Kürt halkı evlatlarına çok düşkündür. Herkes evladını sever ama Kürt halkı gençliğini bir bütün olarak sever. Çünkü geleceğinin onların elinde olduğunu bilir. Bütün umudunu gençlikte görür. Kürt gençliği de halkını hayal kırıklığına uğratmamıştır. Halk bu ablukalarda kaybettiği gençlerini de unutmayacaktır.
Ama Kürtlerin geçmişine, şimdiki zamanına ve geleceğine yönelik bu saldırıyı yapan iktidarın o dönem en önemli unsurlarından olan bir şahıs şimdi kalkmış Gelecek Partisi adını verdiği bir parti için, hukuk, demokrasi vaatleriyle Kürtlerden oy istiyor. Bazı Kürt siyasetçiler de kalkmış bu partinin kurucu üyesi olmuş. Zaten bu partinin kuruluş çalışmalarını da Davutoğlu, Diyarbakır’daki bir toplantı ile başlatmıştı.

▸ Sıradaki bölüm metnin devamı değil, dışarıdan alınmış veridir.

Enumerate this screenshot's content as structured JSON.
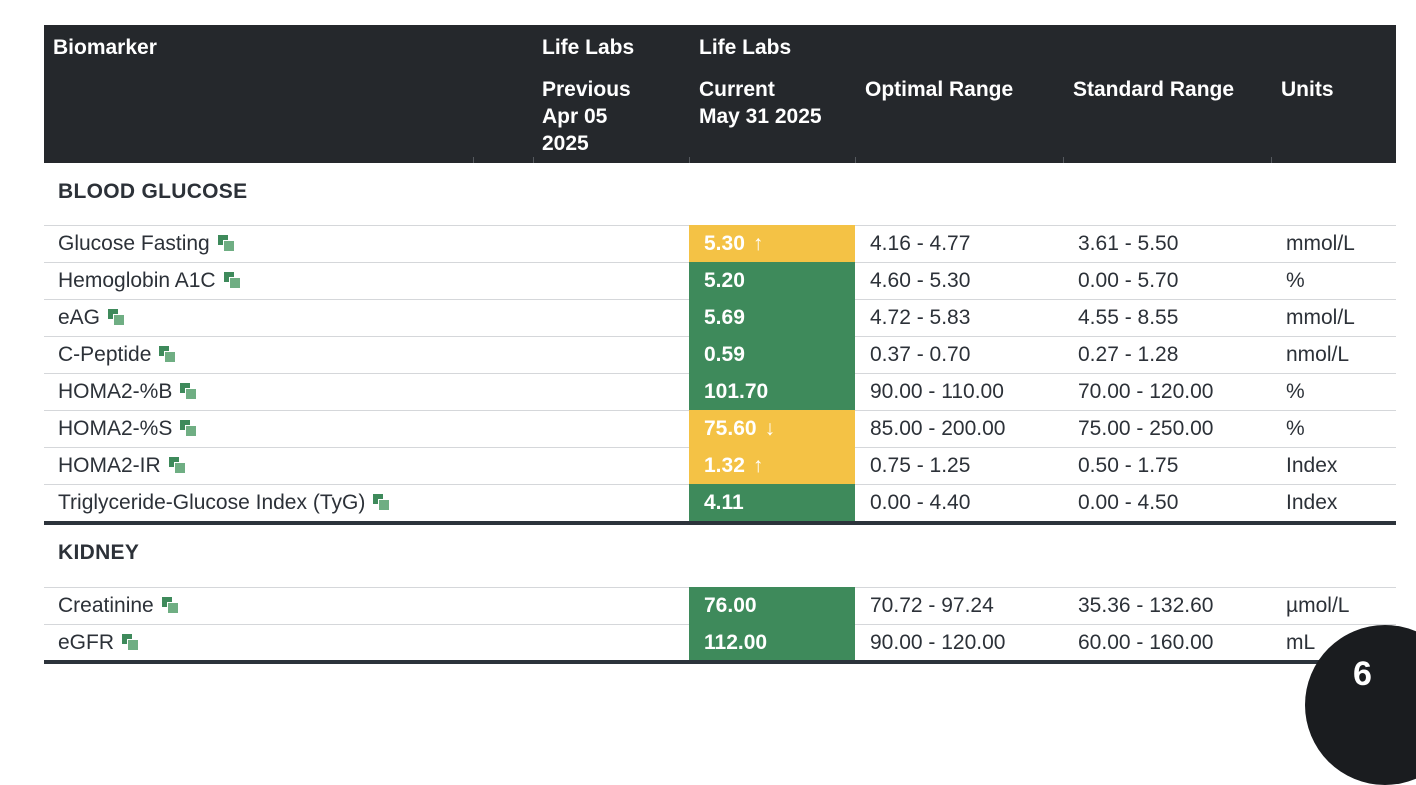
{
  "header": {
    "biomarker": "Biomarker",
    "prev_lab": "Life Labs",
    "prev_label": "Previous",
    "prev_date_1": "Apr 05",
    "prev_date_2": "2025",
    "curr_lab": "Life Labs",
    "curr_label": "Current",
    "curr_date": "May 31 2025",
    "optimal": "Optimal Range",
    "standard": "Standard Range",
    "units": "Units"
  },
  "sections": [
    {
      "title": "BLOOD GLUCOSE",
      "rows": [
        {
          "name": "Glucose Fasting",
          "value": "5.30",
          "status": "yellow",
          "arrow": "↑",
          "optimal": "4.16 - 4.77",
          "standard": "3.61 - 5.50",
          "unit": "mmol/L"
        },
        {
          "name": "Hemoglobin A1C",
          "value": "5.20",
          "status": "green",
          "arrow": "",
          "optimal": "4.60 - 5.30",
          "standard": "0.00 - 5.70",
          "unit": "%"
        },
        {
          "name": "eAG",
          "value": "5.69",
          "status": "green",
          "arrow": "",
          "optimal": "4.72 - 5.83",
          "standard": "4.55 - 8.55",
          "unit": "mmol/L"
        },
        {
          "name": "C-Peptide",
          "value": "0.59",
          "status": "green",
          "arrow": "",
          "optimal": "0.37 - 0.70",
          "standard": "0.27 - 1.28",
          "unit": "nmol/L"
        },
        {
          "name": "HOMA2-%B",
          "value": "101.70",
          "status": "green",
          "arrow": "",
          "optimal": "90.00 - 110.00",
          "standard": "70.00 - 120.00",
          "unit": "%"
        },
        {
          "name": "HOMA2-%S",
          "value": "75.60",
          "status": "yellow",
          "arrow": "↓",
          "optimal": "85.00 - 200.00",
          "standard": "75.00 - 250.00",
          "unit": "%"
        },
        {
          "name": "HOMA2-IR",
          "value": "1.32",
          "status": "yellow",
          "arrow": "↑",
          "optimal": "0.75 - 1.25",
          "standard": "0.50 - 1.75",
          "unit": "Index"
        },
        {
          "name": "Triglyceride-Glucose Index (TyG)",
          "value": "4.11",
          "status": "green",
          "arrow": "",
          "optimal": "0.00 - 4.40",
          "standard": "0.00 - 4.50",
          "unit": "Index"
        }
      ]
    },
    {
      "title": "KIDNEY",
      "rows": [
        {
          "name": "Creatinine",
          "value": "76.00",
          "status": "green",
          "arrow": "",
          "optimal": "70.72 - 97.24",
          "standard": "35.36 - 132.60",
          "unit": "µmol/L"
        },
        {
          "name": "eGFR",
          "value": "112.00",
          "status": "green",
          "arrow": "",
          "optimal": "90.00 - 120.00",
          "standard": "60.00 - 160.00",
          "unit": "mL"
        }
      ]
    }
  ],
  "badge": {
    "text": "6"
  },
  "colors": {
    "header_bg": "#25282c",
    "in_range": "#3e8a5b",
    "out_of_range": "#f4c245",
    "text": "#2c3138"
  }
}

Ahmet Davutoğlu, süzme bir Kürt düşmanıdır. Onun ‘stratejik derinlik’ diye lanse ettiği teorileri de Kürt düşmanlığı ve Kürt coğrafyasını Araplaştırma amacı üzerine kurulmuştur. Ama onun bu teorisine hiç girmeden sadece bu abluka ve saldırı döneminde söylediklerine bakmak yetecektir. Sur’un tarihle yüklü binaları, mahalleleri yakılır yıkılırken, Davutoğlu, “burayı Toledo yapacağız” diyerek Kürtlerin geçmişini ve gündelik hayatını müteahhitlere ve turizmcilere peşkeş çekeceğini açıklamıştı. Utanmadan hem de. Aynı dönemde, aynı Davutoğlu, Rojava’da ve Ortadoğu’nun birçok yerinde halkları katleden DAİŞ çetelerini de “öfkeli çocuklar” diye tarif ederek, tercihinin Kürt topraklarında bu çetelerin iktidarından yana olduğunu ortaya koyuyor ve Kürtlerin kendi dirençli ve aydınlık gençlerinde bulduğu özgür geleceğine kastediyordu.
Kürtlerin, Davutoğlu ve benzerlerinin geleceğinden hiçbir beklentisi yok. Uzak dursunlar, gölge etmesinler. Kürtlerin geleceği kendi gencecik evlatarındadır. Halkımız, 2015 ablukalarında yitirdiği gençlerini unutmayacak ve her zaman saygıyla, sevgiyle anacaktır.